Fine-tuning Large Language Models for Automated Diagnostic Screening Summaries
This work addresses the need for scalable mental health support in developing countries by automating diagnostic screenings, but it is incremental as it applies fine-tuning to existing LLMs on a custom dataset.
The paper tackles the problem of generating concise summaries from mental state examinations for automated diagnostic screening in mental health, and the result is that their fine-tuned model outperforms existing models with ROUGE-1 and ROUGE-L scores of 0.810 and 0.764, showing promising generalizability on a public dataset.

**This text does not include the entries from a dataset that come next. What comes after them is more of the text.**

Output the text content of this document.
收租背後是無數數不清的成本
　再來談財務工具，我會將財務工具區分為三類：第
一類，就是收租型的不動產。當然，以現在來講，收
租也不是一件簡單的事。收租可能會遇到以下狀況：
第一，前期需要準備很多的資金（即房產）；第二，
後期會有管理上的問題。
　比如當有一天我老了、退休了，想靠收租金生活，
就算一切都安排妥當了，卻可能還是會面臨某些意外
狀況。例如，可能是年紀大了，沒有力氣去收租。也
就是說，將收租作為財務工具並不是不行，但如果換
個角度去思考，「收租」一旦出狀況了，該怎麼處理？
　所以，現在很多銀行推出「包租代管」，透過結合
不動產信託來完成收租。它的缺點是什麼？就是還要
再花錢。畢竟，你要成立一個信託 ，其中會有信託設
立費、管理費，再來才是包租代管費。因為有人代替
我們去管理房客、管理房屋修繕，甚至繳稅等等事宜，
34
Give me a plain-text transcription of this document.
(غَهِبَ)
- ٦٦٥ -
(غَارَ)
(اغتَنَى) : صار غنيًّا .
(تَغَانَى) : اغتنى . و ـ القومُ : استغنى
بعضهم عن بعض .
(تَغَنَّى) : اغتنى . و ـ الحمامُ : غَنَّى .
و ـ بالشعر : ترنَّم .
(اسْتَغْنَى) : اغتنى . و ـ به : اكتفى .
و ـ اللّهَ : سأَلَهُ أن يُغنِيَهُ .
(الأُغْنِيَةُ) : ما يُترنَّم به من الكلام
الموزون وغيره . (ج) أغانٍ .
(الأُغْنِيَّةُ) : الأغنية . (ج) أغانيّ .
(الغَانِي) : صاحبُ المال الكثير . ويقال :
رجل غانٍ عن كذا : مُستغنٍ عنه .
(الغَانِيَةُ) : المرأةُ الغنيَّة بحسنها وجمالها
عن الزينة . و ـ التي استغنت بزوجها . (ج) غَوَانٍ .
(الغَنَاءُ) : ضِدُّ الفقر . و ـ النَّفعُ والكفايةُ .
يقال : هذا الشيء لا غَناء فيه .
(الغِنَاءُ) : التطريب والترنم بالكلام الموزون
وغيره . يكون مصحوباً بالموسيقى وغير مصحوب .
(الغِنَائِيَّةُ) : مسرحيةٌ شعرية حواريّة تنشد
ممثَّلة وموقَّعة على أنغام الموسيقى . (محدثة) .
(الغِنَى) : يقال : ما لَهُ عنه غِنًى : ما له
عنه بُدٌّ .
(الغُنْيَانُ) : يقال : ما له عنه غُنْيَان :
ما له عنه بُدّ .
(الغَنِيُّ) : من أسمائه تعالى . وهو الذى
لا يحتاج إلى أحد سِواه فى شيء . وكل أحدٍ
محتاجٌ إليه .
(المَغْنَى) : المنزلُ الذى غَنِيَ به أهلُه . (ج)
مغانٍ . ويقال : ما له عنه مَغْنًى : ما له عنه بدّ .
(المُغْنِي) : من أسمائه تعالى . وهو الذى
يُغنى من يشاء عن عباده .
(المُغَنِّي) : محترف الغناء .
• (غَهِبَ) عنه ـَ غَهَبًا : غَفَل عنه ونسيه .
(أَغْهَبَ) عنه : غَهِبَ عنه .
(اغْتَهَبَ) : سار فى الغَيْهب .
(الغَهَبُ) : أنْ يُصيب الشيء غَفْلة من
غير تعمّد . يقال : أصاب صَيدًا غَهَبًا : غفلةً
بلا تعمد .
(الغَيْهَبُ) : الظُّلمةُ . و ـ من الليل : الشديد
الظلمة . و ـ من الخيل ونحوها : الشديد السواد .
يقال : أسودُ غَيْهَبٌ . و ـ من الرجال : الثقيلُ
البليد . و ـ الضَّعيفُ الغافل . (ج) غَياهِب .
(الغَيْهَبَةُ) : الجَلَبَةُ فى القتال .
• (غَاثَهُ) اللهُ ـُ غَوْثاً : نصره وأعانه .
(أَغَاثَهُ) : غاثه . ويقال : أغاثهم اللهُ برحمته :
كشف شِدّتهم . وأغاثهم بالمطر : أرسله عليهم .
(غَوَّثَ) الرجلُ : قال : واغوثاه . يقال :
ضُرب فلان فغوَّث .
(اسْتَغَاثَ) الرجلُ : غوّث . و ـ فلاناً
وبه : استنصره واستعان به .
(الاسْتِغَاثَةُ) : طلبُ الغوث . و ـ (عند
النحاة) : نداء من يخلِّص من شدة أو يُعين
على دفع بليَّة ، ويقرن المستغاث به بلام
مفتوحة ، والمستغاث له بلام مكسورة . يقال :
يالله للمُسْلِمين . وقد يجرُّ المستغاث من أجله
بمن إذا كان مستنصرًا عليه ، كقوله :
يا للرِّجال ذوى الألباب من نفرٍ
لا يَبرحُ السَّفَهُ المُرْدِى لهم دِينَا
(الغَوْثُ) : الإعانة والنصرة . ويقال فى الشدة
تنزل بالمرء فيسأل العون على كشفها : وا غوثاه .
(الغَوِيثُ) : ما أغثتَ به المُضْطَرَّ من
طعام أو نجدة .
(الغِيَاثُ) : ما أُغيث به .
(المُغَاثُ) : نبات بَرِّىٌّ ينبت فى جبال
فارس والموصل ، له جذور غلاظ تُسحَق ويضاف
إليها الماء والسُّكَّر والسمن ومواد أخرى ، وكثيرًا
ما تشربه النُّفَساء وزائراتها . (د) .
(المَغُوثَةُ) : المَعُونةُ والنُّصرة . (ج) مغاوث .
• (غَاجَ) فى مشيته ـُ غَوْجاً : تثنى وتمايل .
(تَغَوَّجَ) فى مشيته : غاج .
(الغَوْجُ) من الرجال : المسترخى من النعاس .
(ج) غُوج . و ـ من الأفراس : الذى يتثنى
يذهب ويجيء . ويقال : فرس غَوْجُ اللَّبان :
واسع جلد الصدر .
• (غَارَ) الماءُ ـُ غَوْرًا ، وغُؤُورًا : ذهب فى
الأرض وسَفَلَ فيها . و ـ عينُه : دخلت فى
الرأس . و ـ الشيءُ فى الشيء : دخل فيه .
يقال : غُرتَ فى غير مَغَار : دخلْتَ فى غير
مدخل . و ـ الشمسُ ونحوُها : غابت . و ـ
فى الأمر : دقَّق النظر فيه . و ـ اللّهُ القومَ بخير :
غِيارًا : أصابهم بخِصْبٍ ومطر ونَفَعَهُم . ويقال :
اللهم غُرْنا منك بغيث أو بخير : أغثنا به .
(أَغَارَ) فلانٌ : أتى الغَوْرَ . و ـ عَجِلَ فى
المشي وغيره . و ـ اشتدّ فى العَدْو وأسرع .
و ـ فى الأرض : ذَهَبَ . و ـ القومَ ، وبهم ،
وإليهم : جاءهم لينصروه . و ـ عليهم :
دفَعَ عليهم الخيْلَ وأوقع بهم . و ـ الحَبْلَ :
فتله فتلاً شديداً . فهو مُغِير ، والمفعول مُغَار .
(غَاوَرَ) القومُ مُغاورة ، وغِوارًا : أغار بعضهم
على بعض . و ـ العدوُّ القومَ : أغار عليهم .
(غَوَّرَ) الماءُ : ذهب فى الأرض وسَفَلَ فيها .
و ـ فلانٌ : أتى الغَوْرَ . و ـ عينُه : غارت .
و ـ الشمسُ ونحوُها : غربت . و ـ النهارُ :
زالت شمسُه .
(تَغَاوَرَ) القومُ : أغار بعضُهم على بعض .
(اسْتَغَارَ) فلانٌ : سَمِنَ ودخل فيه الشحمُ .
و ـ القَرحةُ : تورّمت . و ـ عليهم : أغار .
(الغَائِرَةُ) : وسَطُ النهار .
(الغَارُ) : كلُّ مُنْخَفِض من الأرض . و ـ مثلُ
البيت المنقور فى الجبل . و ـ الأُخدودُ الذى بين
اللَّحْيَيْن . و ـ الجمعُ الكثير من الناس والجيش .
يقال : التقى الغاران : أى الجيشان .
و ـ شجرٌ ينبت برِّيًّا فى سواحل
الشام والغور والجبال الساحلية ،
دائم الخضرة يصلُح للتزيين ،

Improving mental health support in developing countries is a pressing need. One potential solution is the development of scalable, automated systems to conduct diagnostic screenings, which could help alleviate the burden on mental health professionals. In this work, we evaluate several state-of-the-art Large Language Models (LLMs), with and without fine-tuning, on our custom dataset for generating concise summaries from mental state examinations. We rigorously evaluate four different models for summary generation using established ROUGE metrics and input from human evaluators. The results highlight that our top-performing fine-tuned model outperforms existing models, achieving ROUGE-1 and ROUGE-L values of 0.810 and 0.764, respectively. Furthermore, we assessed the fine-tuned model's generalizability on a publicly available D4 dataset, and the outcomes were promising, indicating its potential applicability beyond our custom dataset.